U.S. party politics has something to do with this in that Israeli Prime Minister Benjamin Netanyahu’s going all-in with the Republicans has made many Democrats less hesitant than before to shed long-standing taboos about criticizing Israel. But events in the Palestinian territories have a lot to do with it as well. The sheer passage of time, with now more than half a century since Israel’s conquests of territory in the 1967 war, has made increasingly undeniable that Israeli policies are heading for nothing better than an ever more firmly entrenched system of apartheid. When Netanyahu and other leaders on the Israeli right — which now includes most of the Israeli political spectrum — say anything about a two-state solution, it has been to hold out a false promise and to keep would-be mediators and negotiators occupied while Israeli actions on the ground push such a solution ever further out of reach.

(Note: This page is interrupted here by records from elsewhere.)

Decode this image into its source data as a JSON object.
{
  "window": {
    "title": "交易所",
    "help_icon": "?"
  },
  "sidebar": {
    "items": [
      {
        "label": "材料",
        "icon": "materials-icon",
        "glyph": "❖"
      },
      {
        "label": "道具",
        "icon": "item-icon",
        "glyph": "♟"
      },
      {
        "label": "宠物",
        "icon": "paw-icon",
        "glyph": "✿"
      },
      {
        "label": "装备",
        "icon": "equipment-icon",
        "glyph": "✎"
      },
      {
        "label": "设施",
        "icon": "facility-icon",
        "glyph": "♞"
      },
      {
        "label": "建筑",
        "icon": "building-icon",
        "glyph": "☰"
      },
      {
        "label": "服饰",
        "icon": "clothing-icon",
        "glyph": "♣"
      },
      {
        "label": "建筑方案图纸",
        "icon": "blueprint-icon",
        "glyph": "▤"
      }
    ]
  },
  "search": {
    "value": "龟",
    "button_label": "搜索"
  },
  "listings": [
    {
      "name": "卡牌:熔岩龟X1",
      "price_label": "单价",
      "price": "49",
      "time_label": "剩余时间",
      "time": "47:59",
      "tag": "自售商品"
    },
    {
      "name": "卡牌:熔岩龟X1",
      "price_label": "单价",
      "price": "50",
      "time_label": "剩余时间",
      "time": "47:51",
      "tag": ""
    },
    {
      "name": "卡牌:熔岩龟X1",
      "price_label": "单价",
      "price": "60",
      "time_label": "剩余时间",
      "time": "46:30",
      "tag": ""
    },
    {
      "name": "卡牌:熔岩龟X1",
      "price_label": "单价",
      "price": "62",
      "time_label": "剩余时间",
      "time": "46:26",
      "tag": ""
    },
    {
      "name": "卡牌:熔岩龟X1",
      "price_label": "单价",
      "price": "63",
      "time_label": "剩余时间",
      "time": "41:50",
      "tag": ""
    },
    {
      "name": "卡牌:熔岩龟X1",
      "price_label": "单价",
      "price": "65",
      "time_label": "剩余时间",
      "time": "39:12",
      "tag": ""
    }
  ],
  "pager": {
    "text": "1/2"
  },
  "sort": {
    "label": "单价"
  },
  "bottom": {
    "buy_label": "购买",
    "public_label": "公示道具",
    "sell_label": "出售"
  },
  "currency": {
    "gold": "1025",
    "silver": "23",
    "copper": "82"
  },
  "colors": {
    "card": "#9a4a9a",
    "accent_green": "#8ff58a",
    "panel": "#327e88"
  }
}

The continuation of these patterns will continue to move the Overton Window, regardless of what President Biden says or does. But he can and should encourage further desirable movement of the window, if only with his rhetoric and even if he fails to do what he ought to do in fully employing U.S. leverage.
Biden’s statement at the time of the cease-fire was mostly a disappointment in this regard, with its ritual affirmation of Israel’s right of self-defense unaccompanied by any mention of Palestinians having a similar right. But the seed of a more useful rhetorical line was found near the end of the statement, when the president said, “I believe the Palestinians and Israelis equally deserve to live safely and securely and to enjoy equal measures of freedom, prosperity, and democracy.”
Biden and his administration ought to amplify and develop that line, strongly and repeatedly. The administration does not need to spin reality. It is quite obvious that Palestinians and Israelis have grossly unequal degrees of freedom, prosperity, and democracy.
With open and honest acknowledgement of those realities, and sufficient attention given to them, the president can have a beneficial effect on American discourse on the subject even without spending a lot of political capital on any new Middle East initiative. In so doing, he can increase the chance that at least under a future president, U.S. policies will change in ways that in turn elicit a change in Israeli policy that will make future wars in Gaza less likely.